Gear System Assembly

Pillow blocks need to be mounted onto metal plates. 1.5" nuts can be used for this. Shafts need to be keyed with gears and pulleys. Top shaft is coupled with 3" shaft on the motor, and is fitted with the first pulley. Middle shaft is fitted with the second pulley and first gear. Third shaft is fitted with second gear, making sure that the two gears are meshed together. Shafts will fit between plates just around 7" apart. Do not alter shafts in any way. Pulley should fit snugly into the gears. Make sure to attach pulley before mounting second metal plate. Middle shaft should stick out less than top and bottom. Use model as reference (3D Model: https://a360.co/49ScO2q).

Flywheel Assembly

flywheel .png

The wheels mount onto the top and bottom shafts. There should be 4 larger wheel plates and 6 smaller wheel plates. This is enough for two wheels. However, if all parts are ordered as listed, you should have enough to make a third if you can produce a third wheel hub piece. Each wheel requires 2 large plates (one on top, one on the bottom), and 3 smaller plates (all in between). 8 3.5" nuts will be needed. Line them up as shown in the image. Stack nylon spacers between each layer. Insert the hub piece before the top plate is put on. Bolt everything tightly. The wheels can then be wrapped in the adhesive foam (cut as needed). The adhesion on the product is questionable so an external glue or tape may be needed to keep them in place. Both wheels need to be keyed onto these shafts.

Building the Frame

This step wasn't really planned out. The focus was on the projection of the ball so we didn't focus as much on this aspect. As long as the base is sturdy and doesn't fall with weight added on, it shouldn't matter. We roughly constructed this frame using 2x4's. Our frame was around 50 inches tall and had a platform on top to mount the motor. In future iterations, the frame would get much more focus as there are many aspects of it that could improve the overall product.

Bringing It Together

The motor should be mounted directly onto the plates. Then, the whole system needs to be attached to the frame. The motor comes with mounting holes so this should be fairly simple. The motor itself should be attached to the frame and a small piece of wood can be wedged between the inner metal plate and the frame to provide sturdiness. At this point, things should be fairly completed. The last thing would be to cut the PEX pipe into 4 (it should be 6, but the middle set of holes is too close to the gear system, so this needs to be adjusted in future iterations) 7" pieces. Then, the 7" bolts can be run between the two metal plates and covered with the pipe. The bolts can then be fastened with nuts from the other side. This acts as a standoff mechanism to keep the system in place.

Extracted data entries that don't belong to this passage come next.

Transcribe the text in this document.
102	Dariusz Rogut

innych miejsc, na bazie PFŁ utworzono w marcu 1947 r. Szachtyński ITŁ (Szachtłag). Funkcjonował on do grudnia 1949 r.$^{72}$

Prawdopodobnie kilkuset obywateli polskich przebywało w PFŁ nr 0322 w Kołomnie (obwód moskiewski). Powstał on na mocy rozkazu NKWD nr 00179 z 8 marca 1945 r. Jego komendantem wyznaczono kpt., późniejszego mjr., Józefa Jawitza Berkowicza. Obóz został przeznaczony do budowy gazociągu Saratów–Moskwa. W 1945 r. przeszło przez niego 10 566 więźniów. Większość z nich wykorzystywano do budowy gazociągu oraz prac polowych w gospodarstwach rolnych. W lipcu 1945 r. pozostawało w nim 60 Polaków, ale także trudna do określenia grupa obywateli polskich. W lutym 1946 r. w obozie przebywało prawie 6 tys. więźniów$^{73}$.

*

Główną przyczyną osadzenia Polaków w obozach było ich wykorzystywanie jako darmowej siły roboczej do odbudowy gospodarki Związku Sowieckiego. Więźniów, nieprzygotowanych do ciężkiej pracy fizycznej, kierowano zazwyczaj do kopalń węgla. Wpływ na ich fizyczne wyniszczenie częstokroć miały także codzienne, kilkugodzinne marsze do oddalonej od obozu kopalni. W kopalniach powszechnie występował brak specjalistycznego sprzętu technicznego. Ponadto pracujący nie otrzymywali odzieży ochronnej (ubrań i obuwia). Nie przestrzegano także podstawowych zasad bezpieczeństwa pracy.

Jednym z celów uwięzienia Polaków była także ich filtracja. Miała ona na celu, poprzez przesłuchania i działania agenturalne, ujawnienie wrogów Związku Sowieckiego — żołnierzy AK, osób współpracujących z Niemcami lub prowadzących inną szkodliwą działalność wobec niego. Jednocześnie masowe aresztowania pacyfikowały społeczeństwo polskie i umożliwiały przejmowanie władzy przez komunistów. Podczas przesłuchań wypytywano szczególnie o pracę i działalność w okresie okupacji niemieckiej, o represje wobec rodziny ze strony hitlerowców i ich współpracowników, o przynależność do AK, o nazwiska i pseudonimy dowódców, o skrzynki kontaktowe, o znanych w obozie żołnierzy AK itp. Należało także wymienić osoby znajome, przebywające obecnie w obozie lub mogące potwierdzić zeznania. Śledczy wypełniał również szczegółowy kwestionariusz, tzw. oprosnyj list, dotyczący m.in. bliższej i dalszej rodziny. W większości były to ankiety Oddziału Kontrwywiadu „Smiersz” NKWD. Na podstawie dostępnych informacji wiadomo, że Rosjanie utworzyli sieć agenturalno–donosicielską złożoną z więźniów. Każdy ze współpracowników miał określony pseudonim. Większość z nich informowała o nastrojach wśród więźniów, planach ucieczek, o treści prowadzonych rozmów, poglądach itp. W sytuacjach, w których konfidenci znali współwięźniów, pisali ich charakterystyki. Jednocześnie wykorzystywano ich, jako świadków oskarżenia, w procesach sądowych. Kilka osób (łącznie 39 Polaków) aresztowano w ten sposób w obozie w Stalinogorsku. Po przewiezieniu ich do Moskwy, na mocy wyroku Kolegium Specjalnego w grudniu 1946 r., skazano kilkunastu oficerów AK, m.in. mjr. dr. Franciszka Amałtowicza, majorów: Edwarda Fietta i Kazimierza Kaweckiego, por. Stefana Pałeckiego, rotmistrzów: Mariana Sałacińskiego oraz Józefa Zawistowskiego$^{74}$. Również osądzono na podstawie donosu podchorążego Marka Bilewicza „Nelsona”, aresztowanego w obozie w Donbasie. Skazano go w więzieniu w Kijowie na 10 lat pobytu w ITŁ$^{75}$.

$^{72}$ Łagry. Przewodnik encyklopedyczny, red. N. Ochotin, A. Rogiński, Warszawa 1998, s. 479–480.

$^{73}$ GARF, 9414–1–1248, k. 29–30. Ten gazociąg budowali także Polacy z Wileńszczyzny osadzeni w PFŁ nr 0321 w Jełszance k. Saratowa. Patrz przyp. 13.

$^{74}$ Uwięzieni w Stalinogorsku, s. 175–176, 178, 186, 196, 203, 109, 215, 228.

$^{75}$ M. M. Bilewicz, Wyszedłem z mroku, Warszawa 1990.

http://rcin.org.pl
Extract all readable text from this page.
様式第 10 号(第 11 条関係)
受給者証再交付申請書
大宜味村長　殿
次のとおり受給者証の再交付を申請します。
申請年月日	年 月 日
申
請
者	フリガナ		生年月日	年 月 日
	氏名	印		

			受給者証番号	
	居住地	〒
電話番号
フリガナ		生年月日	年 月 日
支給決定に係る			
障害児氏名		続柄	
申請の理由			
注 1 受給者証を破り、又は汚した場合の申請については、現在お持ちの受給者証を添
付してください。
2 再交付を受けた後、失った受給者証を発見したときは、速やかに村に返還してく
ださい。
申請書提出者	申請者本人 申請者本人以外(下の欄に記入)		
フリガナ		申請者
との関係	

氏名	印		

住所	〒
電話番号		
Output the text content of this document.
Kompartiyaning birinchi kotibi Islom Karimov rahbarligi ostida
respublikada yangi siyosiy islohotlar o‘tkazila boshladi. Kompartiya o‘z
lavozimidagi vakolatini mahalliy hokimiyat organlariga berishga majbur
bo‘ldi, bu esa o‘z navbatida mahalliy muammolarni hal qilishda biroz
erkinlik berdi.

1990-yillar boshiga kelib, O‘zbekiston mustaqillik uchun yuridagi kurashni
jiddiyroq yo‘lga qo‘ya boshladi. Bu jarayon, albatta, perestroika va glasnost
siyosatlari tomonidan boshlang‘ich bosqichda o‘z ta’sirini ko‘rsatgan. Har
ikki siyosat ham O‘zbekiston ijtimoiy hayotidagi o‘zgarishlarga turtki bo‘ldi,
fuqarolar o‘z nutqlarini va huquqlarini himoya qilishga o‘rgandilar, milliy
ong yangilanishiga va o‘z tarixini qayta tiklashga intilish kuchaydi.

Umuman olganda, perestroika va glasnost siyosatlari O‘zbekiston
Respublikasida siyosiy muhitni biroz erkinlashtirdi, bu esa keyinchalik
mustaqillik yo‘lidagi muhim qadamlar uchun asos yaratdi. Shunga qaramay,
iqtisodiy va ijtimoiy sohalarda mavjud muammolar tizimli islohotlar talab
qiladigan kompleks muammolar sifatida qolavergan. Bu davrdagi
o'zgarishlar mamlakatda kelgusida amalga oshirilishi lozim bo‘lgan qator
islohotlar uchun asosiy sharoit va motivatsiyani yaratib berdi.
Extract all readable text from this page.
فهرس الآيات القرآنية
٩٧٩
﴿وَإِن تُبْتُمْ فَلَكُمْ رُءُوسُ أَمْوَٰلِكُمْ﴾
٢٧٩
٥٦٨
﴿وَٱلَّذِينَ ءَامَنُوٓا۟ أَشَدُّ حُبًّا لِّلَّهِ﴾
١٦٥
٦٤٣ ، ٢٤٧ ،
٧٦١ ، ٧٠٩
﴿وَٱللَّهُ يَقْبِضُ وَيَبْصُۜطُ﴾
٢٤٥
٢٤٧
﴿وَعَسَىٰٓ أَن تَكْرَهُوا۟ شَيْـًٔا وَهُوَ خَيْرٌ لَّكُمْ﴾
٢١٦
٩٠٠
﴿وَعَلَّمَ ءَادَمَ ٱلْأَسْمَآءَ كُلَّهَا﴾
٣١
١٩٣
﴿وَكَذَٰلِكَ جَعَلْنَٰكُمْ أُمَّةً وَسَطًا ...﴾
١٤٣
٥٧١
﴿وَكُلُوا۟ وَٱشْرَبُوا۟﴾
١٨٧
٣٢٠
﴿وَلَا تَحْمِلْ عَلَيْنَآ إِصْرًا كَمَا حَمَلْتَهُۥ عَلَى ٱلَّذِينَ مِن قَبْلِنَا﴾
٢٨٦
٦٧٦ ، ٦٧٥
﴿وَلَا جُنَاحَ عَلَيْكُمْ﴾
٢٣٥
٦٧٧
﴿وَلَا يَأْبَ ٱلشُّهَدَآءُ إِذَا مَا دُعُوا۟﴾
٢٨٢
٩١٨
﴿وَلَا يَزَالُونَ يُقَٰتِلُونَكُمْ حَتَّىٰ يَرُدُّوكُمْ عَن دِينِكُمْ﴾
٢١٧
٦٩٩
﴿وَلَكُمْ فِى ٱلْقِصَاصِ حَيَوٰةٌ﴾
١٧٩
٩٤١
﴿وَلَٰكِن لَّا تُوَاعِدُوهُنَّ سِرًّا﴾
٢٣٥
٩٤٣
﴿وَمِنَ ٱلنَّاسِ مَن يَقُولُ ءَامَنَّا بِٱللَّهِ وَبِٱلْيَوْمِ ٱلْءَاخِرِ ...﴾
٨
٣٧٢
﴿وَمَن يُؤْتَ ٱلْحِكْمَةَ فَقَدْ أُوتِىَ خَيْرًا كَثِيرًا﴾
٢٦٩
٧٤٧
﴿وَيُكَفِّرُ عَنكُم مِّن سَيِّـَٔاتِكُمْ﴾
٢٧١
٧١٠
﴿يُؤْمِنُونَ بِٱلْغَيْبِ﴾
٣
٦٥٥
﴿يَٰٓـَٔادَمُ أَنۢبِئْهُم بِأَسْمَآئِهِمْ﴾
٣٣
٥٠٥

The power supply can then be connected, and balls can then be fed between the wheels. Theoretically, this machine can, at maximum capacity in perfect conditions, reach around 45 mph. However, this likely won't be the case. Realistically, it will deliver around 30-40 mph at 90 V due to slippage. There is also a chance that the machine completely falls apart at high voltages. Overall, there is much to improve on, but there is proof that this concept does work.